周围伺候的下人暗暗心惊,有几个更是变了脸色。陆霖没有家世,能得府上下人的敬重全凭靖王授予的管家之权,如今倏然没了,便与寻常私奴没什么两样了,若论起来,私奴中也不乏官宦之后,陆霖贱奴出身,就更比不过了。
这个时候撤了自己的职权,能是为了谁?
扎在心口的那枚黑刺对着他淌血的伤口再次重重刺下,刺得陆霖头晕目眩。
他对权势地位毫无眷念,原本自己也不喜欢打理内务,撤了便撤了,只是这一撤,连带着自己想为靖王做的那点事儿也无从谈起了。
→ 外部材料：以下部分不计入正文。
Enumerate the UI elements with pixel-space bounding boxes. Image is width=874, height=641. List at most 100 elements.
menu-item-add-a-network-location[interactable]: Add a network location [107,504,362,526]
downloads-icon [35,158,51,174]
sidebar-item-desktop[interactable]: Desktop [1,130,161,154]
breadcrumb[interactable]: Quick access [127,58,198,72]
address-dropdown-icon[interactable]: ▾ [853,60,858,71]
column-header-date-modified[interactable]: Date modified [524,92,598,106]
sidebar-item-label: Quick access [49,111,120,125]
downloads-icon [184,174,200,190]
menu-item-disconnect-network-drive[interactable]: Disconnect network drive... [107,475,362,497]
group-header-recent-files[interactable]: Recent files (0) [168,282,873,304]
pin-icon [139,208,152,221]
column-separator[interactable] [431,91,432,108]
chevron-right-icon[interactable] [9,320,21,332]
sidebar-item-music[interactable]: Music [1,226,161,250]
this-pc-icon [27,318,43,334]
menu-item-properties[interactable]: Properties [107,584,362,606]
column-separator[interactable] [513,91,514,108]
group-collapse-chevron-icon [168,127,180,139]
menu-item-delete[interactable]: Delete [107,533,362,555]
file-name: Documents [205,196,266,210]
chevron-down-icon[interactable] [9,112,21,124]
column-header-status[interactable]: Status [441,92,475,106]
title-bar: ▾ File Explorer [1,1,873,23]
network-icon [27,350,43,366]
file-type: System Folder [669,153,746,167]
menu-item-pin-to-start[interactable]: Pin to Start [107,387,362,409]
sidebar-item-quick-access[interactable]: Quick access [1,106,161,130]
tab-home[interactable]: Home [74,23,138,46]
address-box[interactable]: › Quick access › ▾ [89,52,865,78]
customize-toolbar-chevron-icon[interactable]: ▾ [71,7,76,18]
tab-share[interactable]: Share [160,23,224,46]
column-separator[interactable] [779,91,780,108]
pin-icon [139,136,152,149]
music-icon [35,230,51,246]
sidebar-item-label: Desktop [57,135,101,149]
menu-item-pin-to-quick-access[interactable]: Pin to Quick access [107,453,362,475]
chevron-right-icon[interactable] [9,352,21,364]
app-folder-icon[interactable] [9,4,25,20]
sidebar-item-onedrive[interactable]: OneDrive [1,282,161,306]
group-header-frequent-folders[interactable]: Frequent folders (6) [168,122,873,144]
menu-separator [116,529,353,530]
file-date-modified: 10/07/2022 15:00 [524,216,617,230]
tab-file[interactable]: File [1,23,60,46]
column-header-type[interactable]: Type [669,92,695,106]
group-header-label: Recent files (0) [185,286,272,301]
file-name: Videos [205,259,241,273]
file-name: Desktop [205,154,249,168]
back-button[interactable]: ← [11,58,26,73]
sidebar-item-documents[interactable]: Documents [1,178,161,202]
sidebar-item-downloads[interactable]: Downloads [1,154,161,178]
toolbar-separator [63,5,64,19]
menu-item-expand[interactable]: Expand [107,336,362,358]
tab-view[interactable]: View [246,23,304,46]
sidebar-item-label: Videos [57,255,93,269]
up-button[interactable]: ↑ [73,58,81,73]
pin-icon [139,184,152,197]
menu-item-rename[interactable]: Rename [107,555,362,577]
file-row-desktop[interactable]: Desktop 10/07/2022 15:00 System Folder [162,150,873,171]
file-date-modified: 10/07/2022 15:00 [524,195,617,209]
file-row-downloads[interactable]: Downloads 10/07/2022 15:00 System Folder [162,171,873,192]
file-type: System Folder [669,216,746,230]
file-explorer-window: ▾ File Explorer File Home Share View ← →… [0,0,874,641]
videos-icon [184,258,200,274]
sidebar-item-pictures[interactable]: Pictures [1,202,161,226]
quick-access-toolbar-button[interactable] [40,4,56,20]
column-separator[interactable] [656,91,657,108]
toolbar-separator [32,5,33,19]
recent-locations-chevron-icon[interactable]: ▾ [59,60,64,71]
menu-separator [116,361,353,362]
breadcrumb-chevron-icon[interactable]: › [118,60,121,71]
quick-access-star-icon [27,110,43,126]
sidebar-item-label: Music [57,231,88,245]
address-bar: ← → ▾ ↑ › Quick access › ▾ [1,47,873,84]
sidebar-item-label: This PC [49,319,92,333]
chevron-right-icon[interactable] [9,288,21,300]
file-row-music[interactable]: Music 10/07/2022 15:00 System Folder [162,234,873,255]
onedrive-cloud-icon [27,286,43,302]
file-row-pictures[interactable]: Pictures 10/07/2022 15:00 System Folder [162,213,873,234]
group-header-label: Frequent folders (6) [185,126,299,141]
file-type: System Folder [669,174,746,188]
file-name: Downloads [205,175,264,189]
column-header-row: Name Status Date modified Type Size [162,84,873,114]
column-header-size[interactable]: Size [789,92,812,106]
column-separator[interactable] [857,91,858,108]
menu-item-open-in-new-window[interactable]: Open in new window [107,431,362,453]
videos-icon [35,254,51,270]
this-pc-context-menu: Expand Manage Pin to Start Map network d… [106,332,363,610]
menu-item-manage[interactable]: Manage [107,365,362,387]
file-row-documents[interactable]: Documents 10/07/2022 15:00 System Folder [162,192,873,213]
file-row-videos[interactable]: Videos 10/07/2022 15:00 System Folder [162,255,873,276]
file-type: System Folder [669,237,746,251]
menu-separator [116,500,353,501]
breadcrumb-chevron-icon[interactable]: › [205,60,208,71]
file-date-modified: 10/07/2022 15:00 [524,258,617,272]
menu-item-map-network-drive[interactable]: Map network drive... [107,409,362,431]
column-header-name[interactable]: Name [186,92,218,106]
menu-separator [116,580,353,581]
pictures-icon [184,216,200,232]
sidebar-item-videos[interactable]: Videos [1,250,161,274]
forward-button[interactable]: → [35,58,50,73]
靖王的冷淡从傅从雪入府之时显现,到今日终于尘埃落定。
他早知主子并不长情,眼见许多得宠一时的私奴后来都没有好下场,而自己没有任何过人之处,能得主子疼爱便只凭一点真心,这些年自己竭尽所能打理好后宅,但始终在害怕,害怕被他发现自己一无是处,害怕他腻了自己,最后被他厌弃。
这一日是不是终于来了。
陆霖闭了闭眼。
席容轻轻叹气,提点道:“公子在王爷身边这许多年,该知道王爷喜欢什么样的脾性,今次这一桩,两位公子虽然无辜,到底伤了王爷的脸面,公子该仔细受着。”
陆霖从昨夜积蓄的心酸苦楚浸润全身,席容的劝告落在他耳中,自然便成了:靖王向来喜欢性子柔顺的私奴,自己如今已经惹了王爷厌弃,再不听话些,只怕最后一点情意也没有了。